I lead a 12-person product team and we just lost our biggest customer. I want to write the team an email today that's honest about the news, doesn't catastrophize, and ends with a concrete next step. Three short paragraphs, no jargon. Don't use the word "journey."

Now the model has a real job. Same model, same minute, twenty times the value.

Quick check before you hit enter If you can’t answer “what is this for?” out loud in a sentence, the prompt isn’t ready yet.

Pick the one prompt you’ll keep iterating.

You’ll do
Choose a task you’ll use Claude for repeatedly. Commit to refining its prompt over Day 2–4.
Steps
  1. Pick a real task from your week (not a hypothetical).
  2. Write the first-pass prompt as you’d normally type it.
  3. Save it in a file: prompts/<name>.md.
  4. You’ll come back to this in Day 2 (patterns), Day 3 (tools), and Day 4 (agent).
Verify
You have a working baseline saved. The next 3 days improve THIS prompt, not abstract examples.

Stretch. Pair: have a colleague also write a baseline for the same task. Compare on Day 4.

§ 01.07 · Hands-on · 15 min

Your first API call.

Every concept above becomes real when you call the model from your own code. Fifteen minutes. No frameworks.

From the last unit: Everything from Units 01–06 becomes real when you call the model from your own code. Here is the smallest possible program that does it.

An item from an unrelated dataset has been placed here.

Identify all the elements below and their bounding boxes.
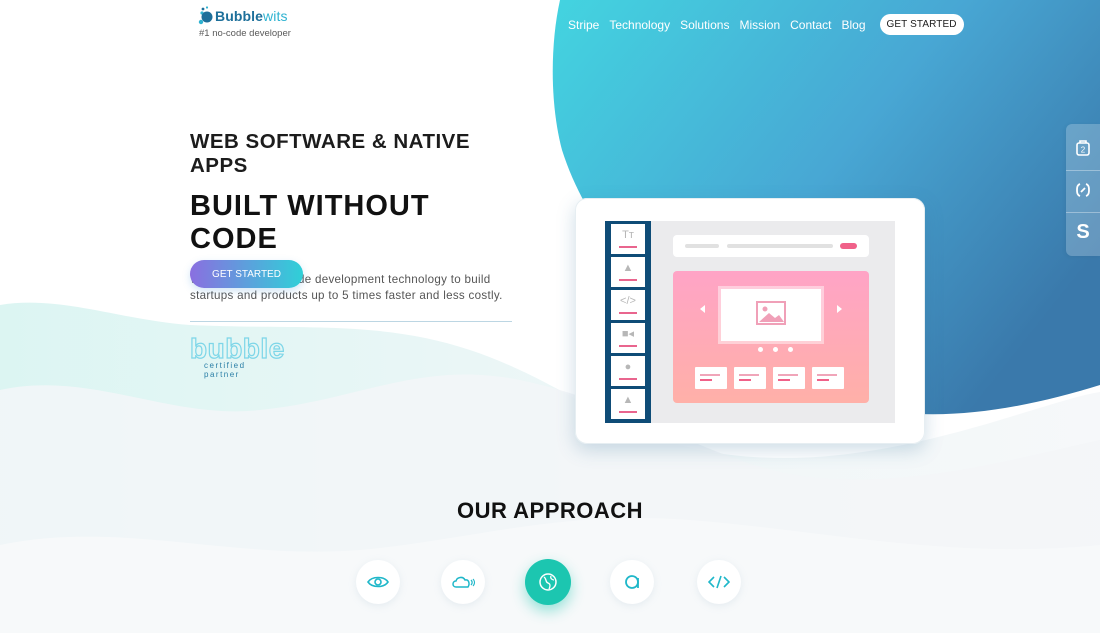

your laptop python script prompt + API key tokens streamed back Claude API api.anthropic.com
The shape of every program that talks to a model
Get the code You don’t have to copy anything by hand. Right-click each link and choose “Save Link As…” into one folder, then run it from there: In your folder: pip install -r requirements.txt installs everything these scripts need.

Step 1 — Set up

Install the Anthropic Python SDK and set your API key as an environment variable. Get a key at console.anthropic.com — first $5 of usage is free.

# macOS / Linux
python3 -m venv .venv
source .venv/bin/activate
pip install anthropic
export ANTHROPIC_API_KEY="sk-ant-..."

Step 2 — Make the call

Save this as hello_claude.py. Then run python hello_claude.py.

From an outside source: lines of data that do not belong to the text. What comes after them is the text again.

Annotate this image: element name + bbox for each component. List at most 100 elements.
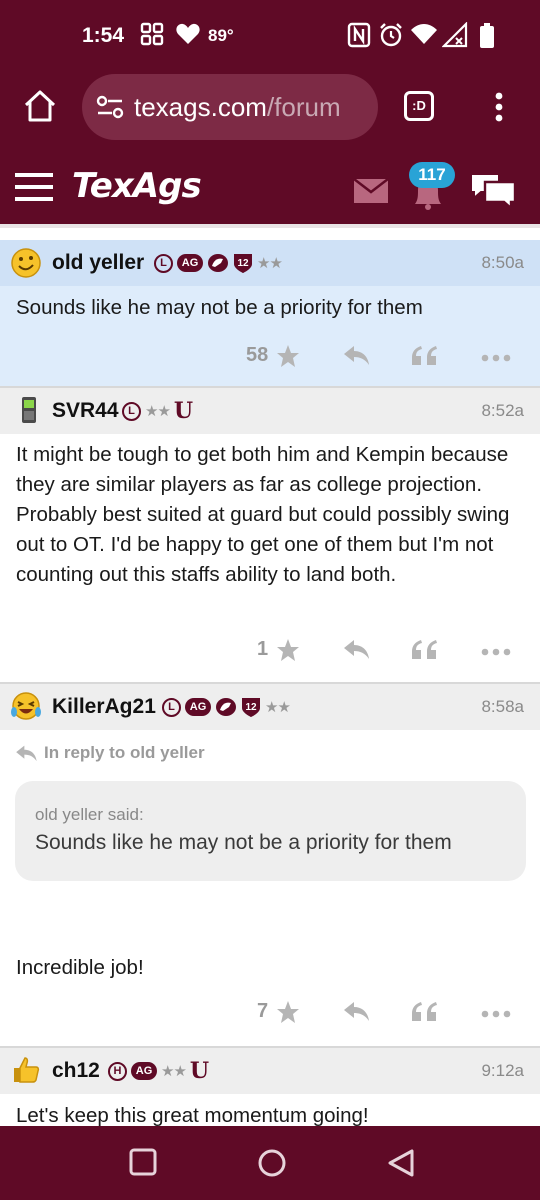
u-badge-icon: U: [189, 1058, 210, 1084]
ag-badge-icon: AG: [131, 1062, 157, 1080]
post-text: Sounds like he may not be a priority for…: [16, 296, 423, 319]
site-header: TexAgs 117: [0, 142, 540, 228]
post-svr44: SVR44 L ★★ U 8:52a It might be tough to …: [0, 388, 540, 682]
more-options-icon[interactable]: [481, 1010, 511, 1018]
quote-icon[interactable]: [411, 638, 437, 660]
post-body: Sounds like he may not be a priority for…: [0, 286, 540, 386]
shield-12-text: 12: [237, 258, 249, 269]
post-actions: 1: [0, 632, 540, 672]
home-icon[interactable]: [22, 89, 58, 123]
chat-bubbles-icon[interactable]: [469, 170, 517, 210]
horse-badge-icon: [208, 254, 228, 272]
post-body: It might be tough to get both him and Ke…: [0, 434, 540, 682]
post-time[interactable]: 8:58a: [481, 697, 524, 717]
username[interactable]: old yeller: [52, 251, 144, 275]
home-circle-icon[interactable]: [257, 1148, 287, 1178]
url-text: texags.com/forum: [134, 92, 341, 123]
post-text: Let's keep this great momentum going!: [16, 1104, 369, 1126]
username[interactable]: ch12: [52, 1059, 100, 1083]
back-triangle-icon[interactable]: [386, 1148, 416, 1178]
post-header: SVR44 L ★★ U 8:52a: [0, 388, 540, 434]
status-bar: 1:54 89°: [0, 0, 540, 72]
shield-12-badge-icon: 12: [234, 254, 252, 273]
rating-stars: ★★: [265, 699, 291, 716]
lifetime-badge-icon: L: [122, 401, 141, 421]
ag-badge-icon: AG: [177, 254, 203, 272]
post-killerag21: KillerAg21 L AG 12 ★★ 8:58a In reply to …: [0, 684, 540, 1046]
lifetime-badge-icon: L: [154, 253, 173, 273]
post-actions: 58: [0, 338, 540, 378]
nfc-icon: [347, 22, 371, 48]
system-navigation-bar: [0, 1126, 540, 1200]
user-badges: L AG 12 ★★: [162, 696, 291, 718]
post-time[interactable]: 8:52a: [481, 401, 524, 421]
post-header: ch12 H AG ★★ U 9:12a: [0, 1048, 540, 1094]
post-body: Let's keep this great momentum going!: [0, 1094, 540, 1126]
ag-badge-icon: AG: [185, 698, 211, 716]
post-time[interactable]: 9:12a: [481, 1061, 524, 1081]
reply-icon[interactable]: [342, 638, 370, 660]
wifi-icon: [411, 24, 437, 44]
browser-toolbar: texags.com/forum :D: [0, 72, 540, 142]
battery-icon: [480, 23, 494, 48]
rating-stars: ★★: [257, 255, 283, 272]
post-time[interactable]: 8:50a: [481, 253, 524, 273]
username[interactable]: KillerAg21: [52, 695, 156, 719]
post-header: KillerAg21 L AG 12 ★★ 8:58a: [0, 684, 540, 730]
tab-switcher-label: :D: [412, 98, 426, 113]
quote-text: Sounds like he may not be a priority for…: [35, 831, 452, 854]
reply-icon[interactable]: [342, 344, 370, 366]
avatar-laughing-icon[interactable]: [10, 690, 42, 722]
honor-badge-icon: H: [108, 1061, 127, 1081]
quote-author: old yeller said:: [35, 805, 144, 824]
quote-block[interactable]: old yeller said: Sounds like he may not …: [15, 781, 526, 881]
star-like-icon[interactable]: [276, 344, 300, 368]
post-body: In reply to old yeller old yeller said: …: [0, 730, 540, 1046]
post-ch12: ch12 H AG ★★ U 9:12a Let's keep this gre…: [0, 1048, 540, 1126]
mail-icon[interactable]: [353, 178, 389, 204]
post-text: Incredible job!: [16, 956, 144, 979]
address-bar[interactable]: texags.com/forum: [82, 74, 378, 140]
like-count: 58: [246, 344, 269, 366]
star-like-icon[interactable]: [276, 638, 300, 662]
avatar-phone-icon[interactable]: [13, 394, 45, 426]
status-temperature: 89°: [208, 26, 234, 45]
post-text: It might be tough to get both him and Ke…: [16, 443, 510, 586]
reply-icon[interactable]: [342, 1000, 370, 1022]
rating-stars: ★★: [145, 403, 171, 420]
url-domain: texags.com: [134, 92, 267, 122]
site-settings-icon[interactable]: [96, 94, 124, 120]
avatar-smiley-icon[interactable]: [10, 246, 42, 278]
post-actions: 7: [0, 994, 540, 1034]
hamburger-menu-icon[interactable]: [15, 172, 53, 202]
apps-grid-icon: [140, 22, 164, 46]
user-badges: L ★★ U: [122, 400, 193, 422]
horse-badge-icon: [216, 698, 236, 716]
tab-switcher-button[interactable]: :D: [404, 91, 434, 121]
alarm-icon: [380, 23, 402, 47]
browser-menu-icon[interactable]: [494, 92, 504, 122]
post-old-yeller: old yeller L AG 12 ★★ 8:50a Sounds like …: [0, 240, 540, 386]
shield-12-badge-icon: 12: [242, 698, 260, 717]
status-time: 1:54: [82, 24, 125, 47]
quote-icon[interactable]: [411, 1000, 437, 1022]
more-options-icon[interactable]: [481, 648, 511, 656]
signal-icon: [442, 22, 468, 48]
recents-square-icon[interactable]: [129, 1148, 157, 1176]
notification-count-badge[interactable]: 117: [409, 162, 455, 188]
quote-icon[interactable]: [411, 344, 437, 366]
heart-icon: [176, 23, 200, 44]
avatar-thumbs-up-icon[interactable]: [10, 1054, 42, 1086]
post-header: old yeller L AG 12 ★★ 8:50a: [0, 240, 540, 286]
shield-12-text: 12: [245, 702, 257, 713]
user-badges: H AG ★★ U: [108, 1060, 209, 1082]
star-like-icon[interactable]: [276, 1000, 300, 1024]
site-logo[interactable]: TexAgs: [72, 166, 202, 206]
u-badge-icon: U: [173, 398, 194, 424]
reply-to-link[interactable]: In reply to old yeller: [44, 743, 205, 763]
app-root: 1:54 89° texags.com/forum:D TexAgs 117 …: [0, 0, 540, 1200]
user-badges: L AG 12 ★★: [154, 252, 283, 274]
like-count: 1: [257, 638, 269, 660]
username[interactable]: SVR44: [52, 399, 119, 423]
more-options-icon[interactable]: [481, 354, 511, 362]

from anthropic import Anthropic

client = Anthropic()  # reads ANTHROPIC_API_KEY from your env

response = client.messages.create(
    model="claude-sonnet-4-6",
    max_tokens=400,
    messages=[
        {
            "role": "user",
            "content": (
                "You are a senior product reviewer at a hard-news "
                "publication. You care about clarity and the absence "
                "of marketing language.\n\n"
                "Critique this sentence: \"We leverage AI to unlock "
                "transformative outcomes for our customers.\""
            ),
        }
    ],
)

print(response.content[0].text)

What just happened

  • You used Role + Goal + Constraint in a single message. The model knew who to be, what to do, and what to look for.
  • The model received exactly your text and nothing else. No memory of past conversations. No web. Just your prompt and its training.
  • You got back text — assembled token-by-token, like the animation at the top of this page, only faster.
Commitment card Before Day 02, run this script three more times — each time with a real piece of writing from your week. Notice when the critique is sharp, when it is generic. That gap is what Day 02 is for.

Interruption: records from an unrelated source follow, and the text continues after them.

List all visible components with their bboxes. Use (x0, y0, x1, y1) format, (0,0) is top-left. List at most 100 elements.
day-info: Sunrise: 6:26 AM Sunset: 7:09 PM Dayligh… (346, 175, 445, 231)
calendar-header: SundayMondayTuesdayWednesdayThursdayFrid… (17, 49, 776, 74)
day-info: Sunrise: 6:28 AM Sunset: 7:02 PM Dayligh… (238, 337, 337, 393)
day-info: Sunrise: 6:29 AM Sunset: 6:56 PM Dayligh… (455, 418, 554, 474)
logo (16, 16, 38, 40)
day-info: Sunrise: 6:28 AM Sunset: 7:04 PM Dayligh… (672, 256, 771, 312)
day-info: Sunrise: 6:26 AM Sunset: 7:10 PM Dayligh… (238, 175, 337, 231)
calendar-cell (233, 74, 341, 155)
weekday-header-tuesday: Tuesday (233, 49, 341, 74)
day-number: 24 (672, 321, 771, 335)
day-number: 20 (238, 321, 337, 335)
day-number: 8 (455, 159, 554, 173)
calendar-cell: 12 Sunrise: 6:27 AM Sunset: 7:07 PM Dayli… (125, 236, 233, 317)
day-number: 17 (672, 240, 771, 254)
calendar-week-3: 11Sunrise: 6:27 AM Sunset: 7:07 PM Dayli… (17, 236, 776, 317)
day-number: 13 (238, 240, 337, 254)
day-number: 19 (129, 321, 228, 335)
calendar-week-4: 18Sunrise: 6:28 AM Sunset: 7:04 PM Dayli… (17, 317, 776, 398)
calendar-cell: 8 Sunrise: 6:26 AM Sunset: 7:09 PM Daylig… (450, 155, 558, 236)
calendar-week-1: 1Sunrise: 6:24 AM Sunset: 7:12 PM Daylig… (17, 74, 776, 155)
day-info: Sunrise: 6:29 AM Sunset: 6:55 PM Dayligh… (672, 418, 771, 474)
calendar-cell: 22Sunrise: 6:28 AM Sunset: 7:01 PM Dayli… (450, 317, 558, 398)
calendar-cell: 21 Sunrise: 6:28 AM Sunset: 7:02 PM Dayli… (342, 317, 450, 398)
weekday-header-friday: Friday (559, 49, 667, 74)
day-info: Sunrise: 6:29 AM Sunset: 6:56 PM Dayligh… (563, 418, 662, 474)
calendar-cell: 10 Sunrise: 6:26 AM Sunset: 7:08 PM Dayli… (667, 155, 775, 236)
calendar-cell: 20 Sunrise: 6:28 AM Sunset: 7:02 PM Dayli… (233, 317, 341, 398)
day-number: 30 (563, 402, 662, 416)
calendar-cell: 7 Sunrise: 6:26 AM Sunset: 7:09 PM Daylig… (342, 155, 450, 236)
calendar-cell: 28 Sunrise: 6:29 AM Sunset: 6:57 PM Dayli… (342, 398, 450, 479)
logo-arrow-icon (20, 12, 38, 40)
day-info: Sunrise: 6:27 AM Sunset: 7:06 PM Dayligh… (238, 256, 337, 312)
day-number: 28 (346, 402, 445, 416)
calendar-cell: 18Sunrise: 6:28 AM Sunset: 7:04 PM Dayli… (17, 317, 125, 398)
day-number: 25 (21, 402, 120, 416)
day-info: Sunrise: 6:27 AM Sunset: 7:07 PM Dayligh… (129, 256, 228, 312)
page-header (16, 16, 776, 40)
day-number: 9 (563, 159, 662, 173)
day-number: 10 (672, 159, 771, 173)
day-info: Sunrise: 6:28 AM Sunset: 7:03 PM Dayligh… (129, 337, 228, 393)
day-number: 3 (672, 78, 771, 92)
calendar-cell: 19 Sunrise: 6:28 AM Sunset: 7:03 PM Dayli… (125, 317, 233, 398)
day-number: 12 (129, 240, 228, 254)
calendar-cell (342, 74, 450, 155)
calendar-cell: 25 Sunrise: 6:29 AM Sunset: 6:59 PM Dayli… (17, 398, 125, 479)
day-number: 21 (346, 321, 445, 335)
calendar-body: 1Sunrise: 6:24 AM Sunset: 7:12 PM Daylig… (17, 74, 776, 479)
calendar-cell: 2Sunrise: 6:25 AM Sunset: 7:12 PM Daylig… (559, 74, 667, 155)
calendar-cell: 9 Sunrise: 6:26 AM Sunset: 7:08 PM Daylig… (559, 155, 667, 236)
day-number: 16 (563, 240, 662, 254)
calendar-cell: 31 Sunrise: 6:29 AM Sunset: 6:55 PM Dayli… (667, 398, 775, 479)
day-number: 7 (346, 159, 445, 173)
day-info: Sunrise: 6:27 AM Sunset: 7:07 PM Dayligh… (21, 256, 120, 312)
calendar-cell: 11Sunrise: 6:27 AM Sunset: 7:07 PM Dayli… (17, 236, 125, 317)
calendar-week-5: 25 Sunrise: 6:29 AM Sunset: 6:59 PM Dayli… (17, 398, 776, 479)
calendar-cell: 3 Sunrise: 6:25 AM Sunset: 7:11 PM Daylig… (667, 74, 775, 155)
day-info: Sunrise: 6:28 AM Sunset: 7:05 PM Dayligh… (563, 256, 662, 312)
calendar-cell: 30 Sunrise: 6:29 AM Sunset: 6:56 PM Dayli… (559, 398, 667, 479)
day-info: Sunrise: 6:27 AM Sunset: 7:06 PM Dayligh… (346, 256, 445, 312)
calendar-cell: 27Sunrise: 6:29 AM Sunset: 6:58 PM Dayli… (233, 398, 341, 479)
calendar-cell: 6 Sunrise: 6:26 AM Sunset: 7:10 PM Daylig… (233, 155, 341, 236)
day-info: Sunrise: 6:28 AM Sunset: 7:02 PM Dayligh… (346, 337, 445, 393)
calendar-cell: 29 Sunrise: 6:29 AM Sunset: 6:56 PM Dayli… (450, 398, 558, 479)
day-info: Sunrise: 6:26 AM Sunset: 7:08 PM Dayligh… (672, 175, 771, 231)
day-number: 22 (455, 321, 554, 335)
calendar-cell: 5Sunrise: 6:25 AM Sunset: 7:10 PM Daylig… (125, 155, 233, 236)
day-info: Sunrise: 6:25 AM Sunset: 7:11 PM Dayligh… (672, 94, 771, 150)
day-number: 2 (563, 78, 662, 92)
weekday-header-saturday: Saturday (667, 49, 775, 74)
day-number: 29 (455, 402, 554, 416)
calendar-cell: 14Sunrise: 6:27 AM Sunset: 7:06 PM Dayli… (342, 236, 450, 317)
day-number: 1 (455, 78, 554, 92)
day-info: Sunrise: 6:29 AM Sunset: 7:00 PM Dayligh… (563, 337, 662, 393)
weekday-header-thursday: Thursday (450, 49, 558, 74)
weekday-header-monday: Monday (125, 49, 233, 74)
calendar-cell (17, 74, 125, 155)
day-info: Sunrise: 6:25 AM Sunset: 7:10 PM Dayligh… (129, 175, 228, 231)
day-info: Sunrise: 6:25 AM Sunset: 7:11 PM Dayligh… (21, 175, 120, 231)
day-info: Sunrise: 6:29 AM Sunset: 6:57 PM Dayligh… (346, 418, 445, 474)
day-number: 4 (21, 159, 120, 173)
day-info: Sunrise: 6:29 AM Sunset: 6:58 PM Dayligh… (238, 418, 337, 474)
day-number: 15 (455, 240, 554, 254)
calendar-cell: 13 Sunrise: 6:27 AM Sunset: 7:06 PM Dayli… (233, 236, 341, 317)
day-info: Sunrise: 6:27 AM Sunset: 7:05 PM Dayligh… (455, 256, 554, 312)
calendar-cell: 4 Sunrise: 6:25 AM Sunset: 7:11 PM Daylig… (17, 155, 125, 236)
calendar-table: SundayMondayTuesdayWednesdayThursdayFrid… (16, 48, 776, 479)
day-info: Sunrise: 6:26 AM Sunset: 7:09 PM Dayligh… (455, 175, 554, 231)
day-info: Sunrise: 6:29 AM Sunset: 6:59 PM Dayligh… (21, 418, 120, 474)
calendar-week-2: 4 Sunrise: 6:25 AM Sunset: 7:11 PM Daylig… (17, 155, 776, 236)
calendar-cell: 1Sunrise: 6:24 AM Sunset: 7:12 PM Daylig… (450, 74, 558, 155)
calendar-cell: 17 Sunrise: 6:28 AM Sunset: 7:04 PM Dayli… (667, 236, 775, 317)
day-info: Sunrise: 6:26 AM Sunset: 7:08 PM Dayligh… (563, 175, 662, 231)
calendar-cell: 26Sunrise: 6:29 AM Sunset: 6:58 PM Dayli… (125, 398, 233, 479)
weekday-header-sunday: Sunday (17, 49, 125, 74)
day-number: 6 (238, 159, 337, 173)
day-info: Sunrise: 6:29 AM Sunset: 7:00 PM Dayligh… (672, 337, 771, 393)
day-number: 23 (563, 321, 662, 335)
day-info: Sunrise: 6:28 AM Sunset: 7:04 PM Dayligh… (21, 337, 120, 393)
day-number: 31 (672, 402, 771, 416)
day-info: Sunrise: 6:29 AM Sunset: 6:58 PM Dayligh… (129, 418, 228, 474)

Make your first API call — and print what it cost.

You’ll do
Run hello_claude.py end-to-end from a fresh virtual environment, then make it print the exact cost of the call.
Steps
  1. In the folder where you saved the files (see Get the code above), create and activate the venv, then install: run the four lines from Step 1.
  2. Set your key: export ANTHROPIC_API_KEY="sk-ant-..." (get one free at console.anthropic.com).
  3. Run it: python hello_claude.py. Read the critique it prints.
  4. Add two lines to the bottom of the file and re-run to see the cost — Sonnet is $3 / $15 per million input / output tokens:
    u = response.usage
    print(f"cost: ${u.input_tokens/1e6*3 + u.output_tokens/1e6*15:.5f}")
Verify
Your terminal prints a multi-sentence critique and a line like cost: $0.005… — a real number, under one cent. You have called the model from your own code and measured the bill.

Stretch. Swap the prompt for a real piece of your own writing and re-run. The cost line moves with the token counts — longer input and output cost more.